Never before have so many experts and ordinary folk been so busy trying to
gauge the timing and strength of the eventual worldwide economic rebound.
One of the best indicators is found in the shipping industry. It’s global in
scope and ever more indispensable in an economy so reliant on international
commerce. Not surprisingly, perhaps, there is new evidence out
on the open seas that both the bears and bulls can flag to help make their
respective case.

The Baltic Dry Index is the worldwide benchmark
for shipping rates of raw materials, and it has registered some eye-popping
gains over the past month. The London-based index registered its 23rd
straight daily gain on Wednesday, closing at 4,291, its highest mark since
September and the longest streak of gains since July 2006. Daily rates for
the largest capsize ships, which typically carry iron ore, rose 6.8% on
Wednesday to $93,197. Just five months ago, daily ship rental rates were
hovering just above $2,000, about the price of a great seat on opening day at
the new Yankee Stadium.

Baltic Index president Jeremy Penn cautions that shipping rates can
sometimes fluctuate dramatically, and are often driven by specific factors
such as carrier availability in key locations. Indeed the current boost is
best explained by Chinese steel production demand and a shortage of the
capsize vessels to haul the iron ore. Penn notes that it is not yet clear
whether the core manufacturing that is turning again in China is linked to
coming export demand or domestic infrastructure investment. “There are
always quirks in the pricing,” he notes.”And at the moment it seems a very
China-centric market.”

Still, there is inevitably a global dimension to tracking bulk rates. “It’s
the price for moving raw materials, which sit at beginning of the production
chain,” Penn explains. “We can say that the complete lock-up of world trade
we saw at the end of last year has eased considerably.” Penn concludes that
his index “is useful to look at, but it’s not the Holy Grail.”

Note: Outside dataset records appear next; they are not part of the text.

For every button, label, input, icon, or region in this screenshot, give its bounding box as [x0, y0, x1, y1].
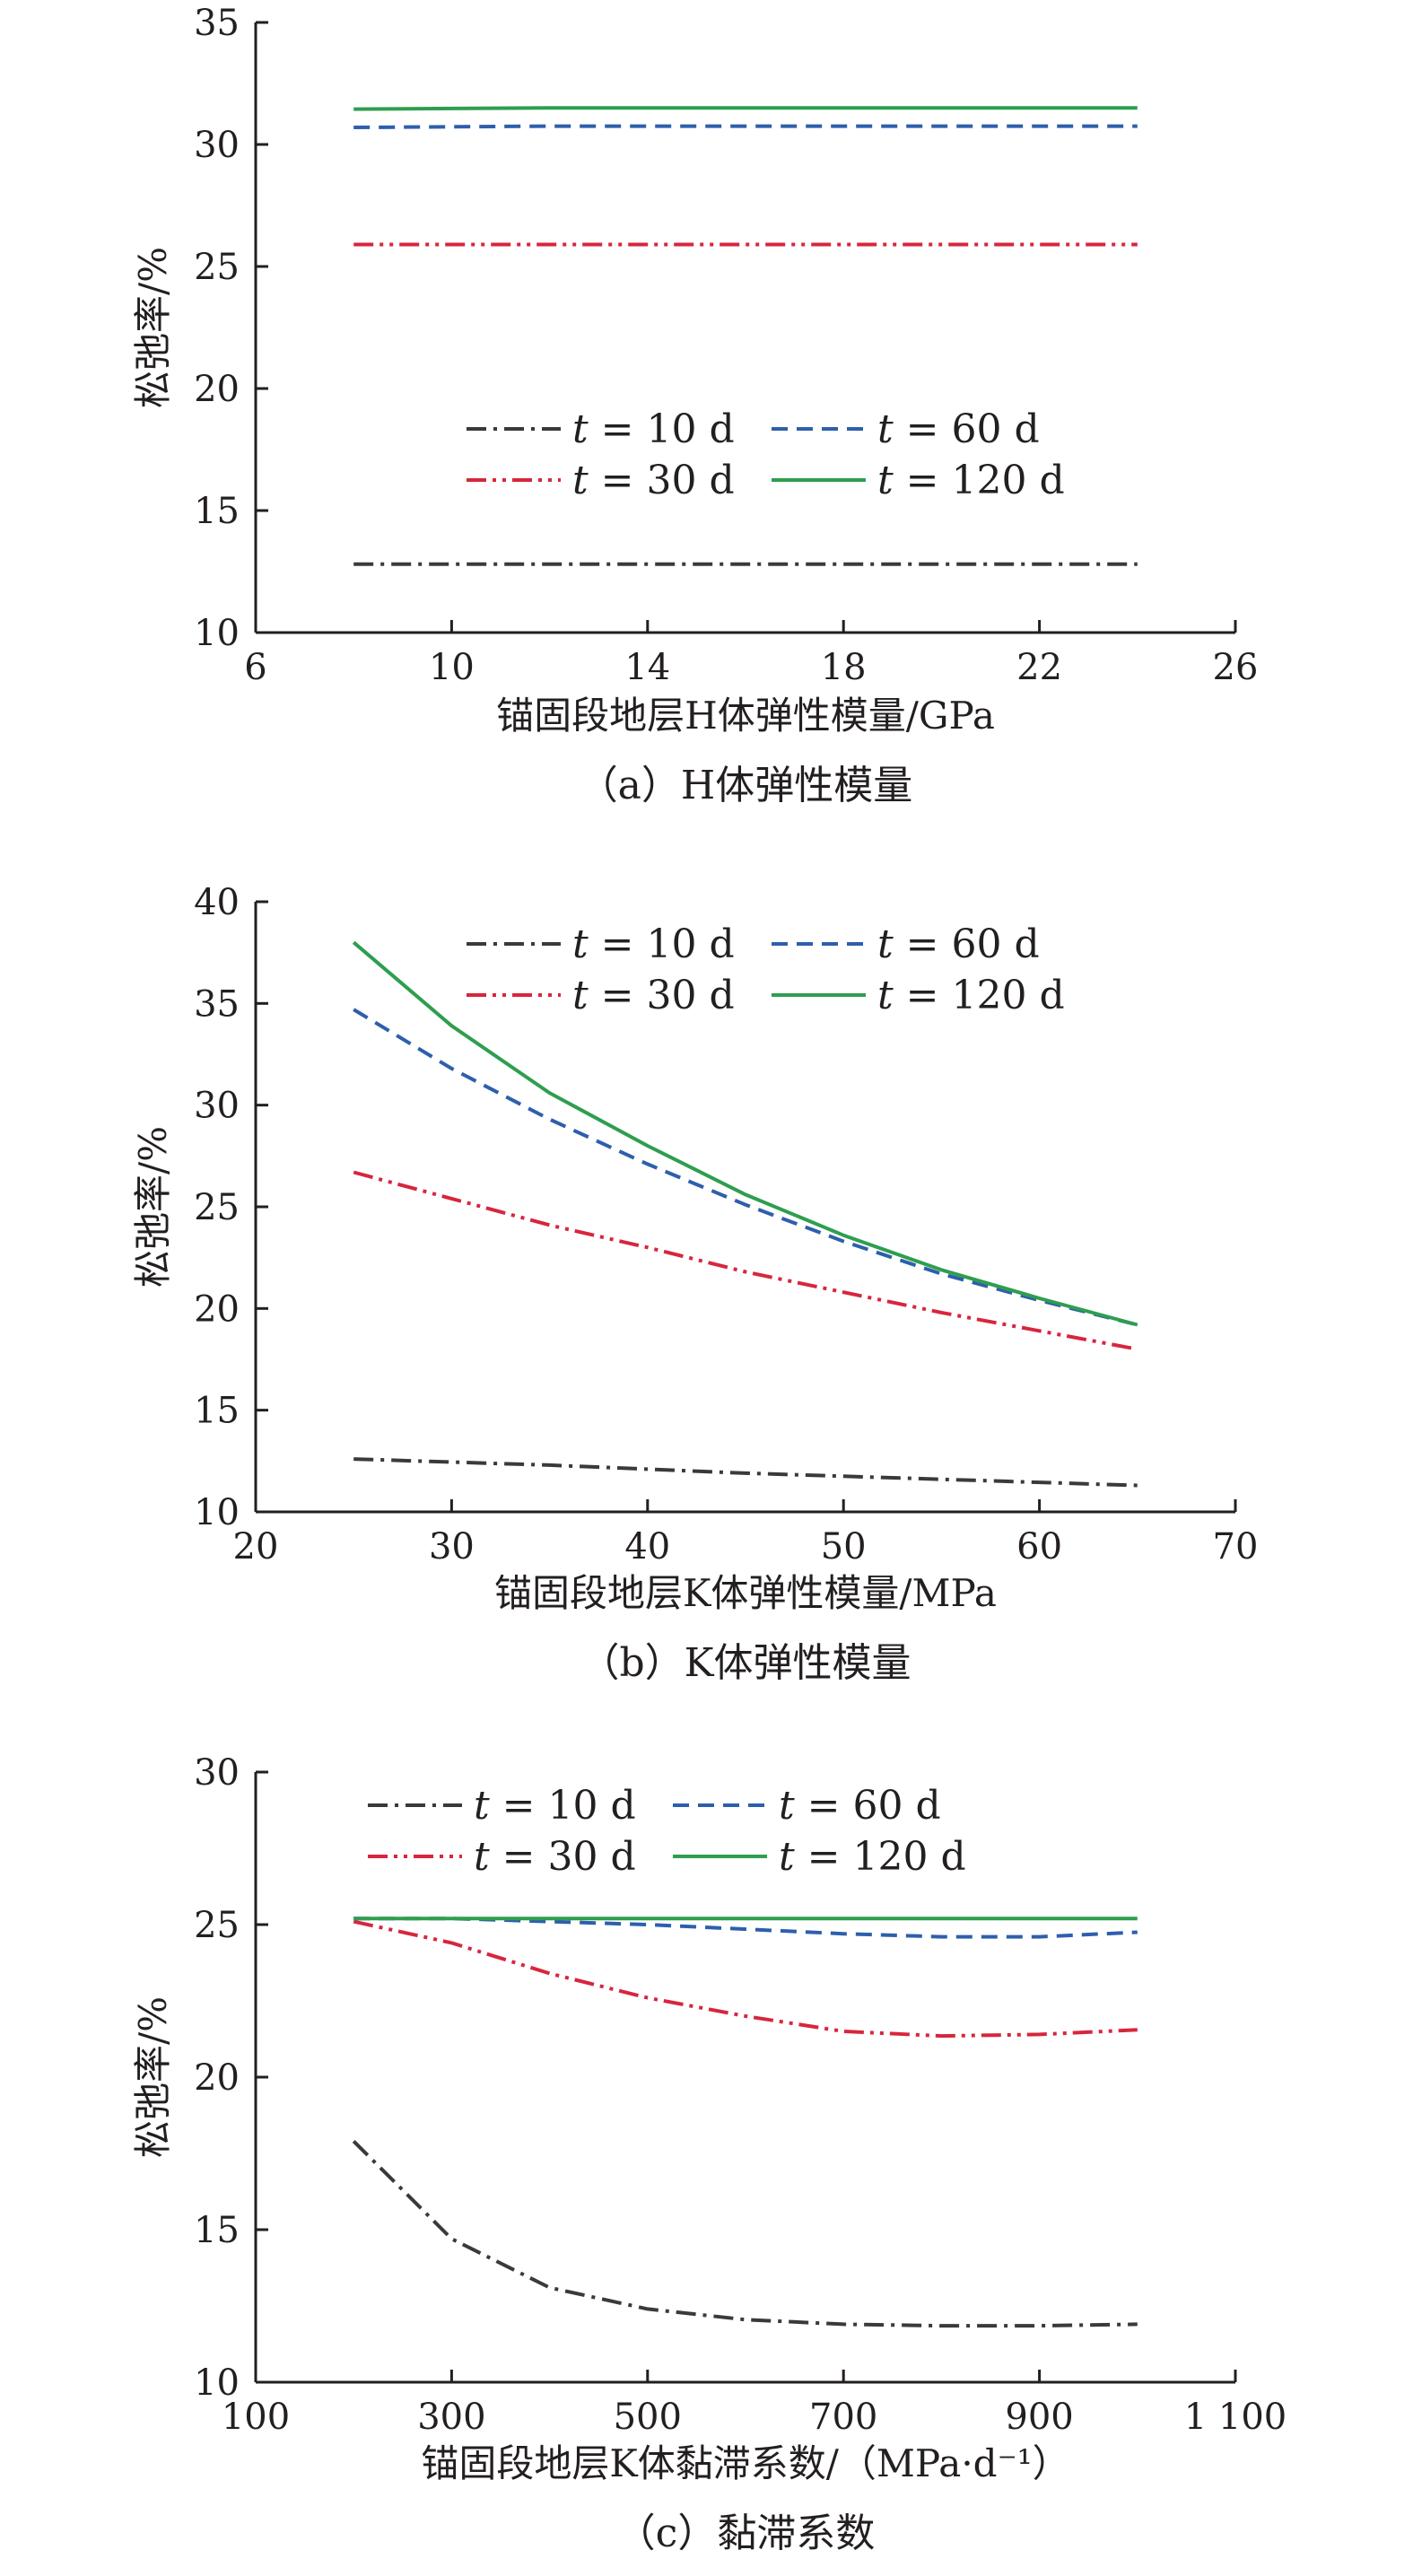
x-tick-label: 60	[1016, 1526, 1062, 1567]
y-tick-label: 25	[194, 247, 240, 288]
series-line-4	[353, 106, 1138, 111]
x-axis-title: 锚固段地层K体弹性模量/MPa	[494, 1571, 997, 1615]
y-tick-label: 25	[194, 1187, 240, 1228]
series-line-2	[353, 1170, 1138, 1351]
series-line-3	[353, 1008, 1138, 1327]
x-axis-title: 锚固段地层H体弹性模量/GPa	[496, 694, 995, 738]
x-tick-label: 20	[233, 1526, 279, 1567]
x-tick-label: 50	[821, 1526, 867, 1567]
legend-label: t = 10 d	[572, 921, 735, 967]
x-tick-label: 300	[417, 2397, 485, 2438]
legend-label: t = 120 d	[779, 1834, 966, 1880]
x-tick-label: 30	[429, 1526, 475, 1567]
y-tick-label: 15	[194, 491, 240, 532]
y-tick-label: 30	[194, 1086, 240, 1127]
y-tick-label: 20	[194, 1288, 240, 1330]
x-tick-label: 1 100	[1184, 2397, 1287, 2438]
y-tick-label: 10	[194, 1492, 240, 1533]
legend-label: t = 120 d	[877, 973, 1065, 1018]
x-tick-label: 40	[624, 1526, 670, 1567]
legend-label: t = 60 d	[877, 921, 1040, 967]
y-tick-label: 20	[194, 369, 240, 410]
legend-label: t = 30 d	[474, 1834, 636, 1880]
x-tick-label: 22	[1016, 647, 1062, 688]
x-tick-label: 900	[1005, 2397, 1073, 2438]
y-tick-label: 15	[194, 1391, 240, 1432]
x-tick-label: 10	[429, 647, 475, 688]
y-axis-title: 松弛率/%	[131, 247, 175, 408]
series-line-1	[353, 1457, 1138, 1488]
x-tick-label: 26	[1213, 647, 1259, 688]
legend: t = 10 d t = 30 d t = 60 d t = 120 d	[467, 406, 1065, 503]
x-tick-label: 18	[821, 647, 867, 688]
series-line-2	[353, 1919, 1138, 2039]
chart-caption: （c）黏滞系数	[616, 2511, 876, 2556]
y-tick-label: 25	[194, 1905, 240, 1946]
chart-2: 10 15 20 25 30 35 40 20 30 40 50 60 70 松弛率/% 锚固段地层K体弹性…	[131, 882, 1258, 1686]
y-tick-label: 30	[194, 125, 240, 166]
y-tick-label: 20	[194, 2057, 240, 2099]
x-tick-label: 100	[222, 2397, 290, 2438]
legend-label: t = 120 d	[877, 458, 1065, 503]
x-tick-label: 6	[244, 647, 266, 688]
y-tick-label: 35	[194, 3, 240, 44]
y-tick-label: 15	[194, 2210, 240, 2251]
x-tick-label: 700	[809, 2397, 877, 2438]
x-tick-label: 14	[624, 647, 670, 688]
x-tick-label: 500	[614, 2397, 682, 2438]
series-line-3	[353, 1917, 1138, 1939]
y-axis-title: 松弛率/%	[131, 1126, 175, 1288]
legend-label: t = 10 d	[474, 1783, 636, 1829]
legend: t = 10 d t = 30 d t = 60 d t = 120 d	[467, 921, 1065, 1018]
legend-label: t = 10 d	[572, 406, 735, 452]
y-tick-label: 10	[194, 2362, 240, 2404]
legend-label: t = 60 d	[779, 1783, 941, 1829]
y-tick-label: 40	[194, 882, 240, 923]
legend-label: t = 30 d	[572, 973, 735, 1018]
x-axis-title: 锚固段地层K体黏滞系数/（MPa·d⁻¹）	[421, 2441, 1069, 2485]
series-line-1	[352, 2139, 1138, 2328]
y-tick-label: 10	[194, 613, 240, 654]
x-tick-label: 70	[1213, 1526, 1259, 1567]
legend-label: t = 60 d	[877, 406, 1040, 452]
chart-caption: （a）H体弹性模量	[579, 763, 913, 808]
chart-caption: （b）K体弹性模量	[580, 1640, 911, 1686]
legend: t = 10 d t = 30 d t = 60 d t = 120 d	[368, 1783, 966, 1880]
y-tick-label: 35	[194, 983, 240, 1025]
y-axis-title: 松弛率/%	[131, 1996, 175, 2158]
chart-3: 10 15 20 25 30 100 300 500 700 900 1 100 松弛率/% 锚固段地层…	[131, 1752, 1287, 2556]
legend-label: t = 30 d	[572, 458, 735, 503]
series-line-4	[352, 940, 1138, 1327]
y-tick-label: 30	[194, 1752, 240, 1794]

That’s to say, before you run out to start an import-export business, take a
look at some other numbers in the shipping world that are far less robust.
Shipping by container, typically finished goods, remains troublingly cheap,
a sign that consumer products are still not flowing between continents. The
price for a 20-foot container on a Far East-to-Europe voyage is reportedly
currently maxing out at a paltry $500. Though the pace of the drop in rates
has slowed, there are signs that charter prices have still not bottomed out,
having dipped below the record lows of the 2002 stock market crunch.
According to London ship broker Clarkson, a 3,500-TEU gearless Panamax
vessel—the largest vessel that can go through the Panama Canal—pulls in
$6,500 a day, down 34% on the $9,500 it was charging in February.

One shipping industry insider notes that any evaluation of transport prices
must include not only demand , but
also supply . The steady boom of world
trade over the past decade prompted a major spree of ship building, with
many vessels slated for completion in the coming months and years. “There
are new and larger ships on order,” notes the source. “I fear that overall
rates will not be as responsive to the recovery as a whole.” In other words,
just as skyrocketing prices in raw material transport doesn’t guarantee a
robust global recovery, nor would a sluggish rebound in shipping profits
preclude a bullish outlook on the overall economy.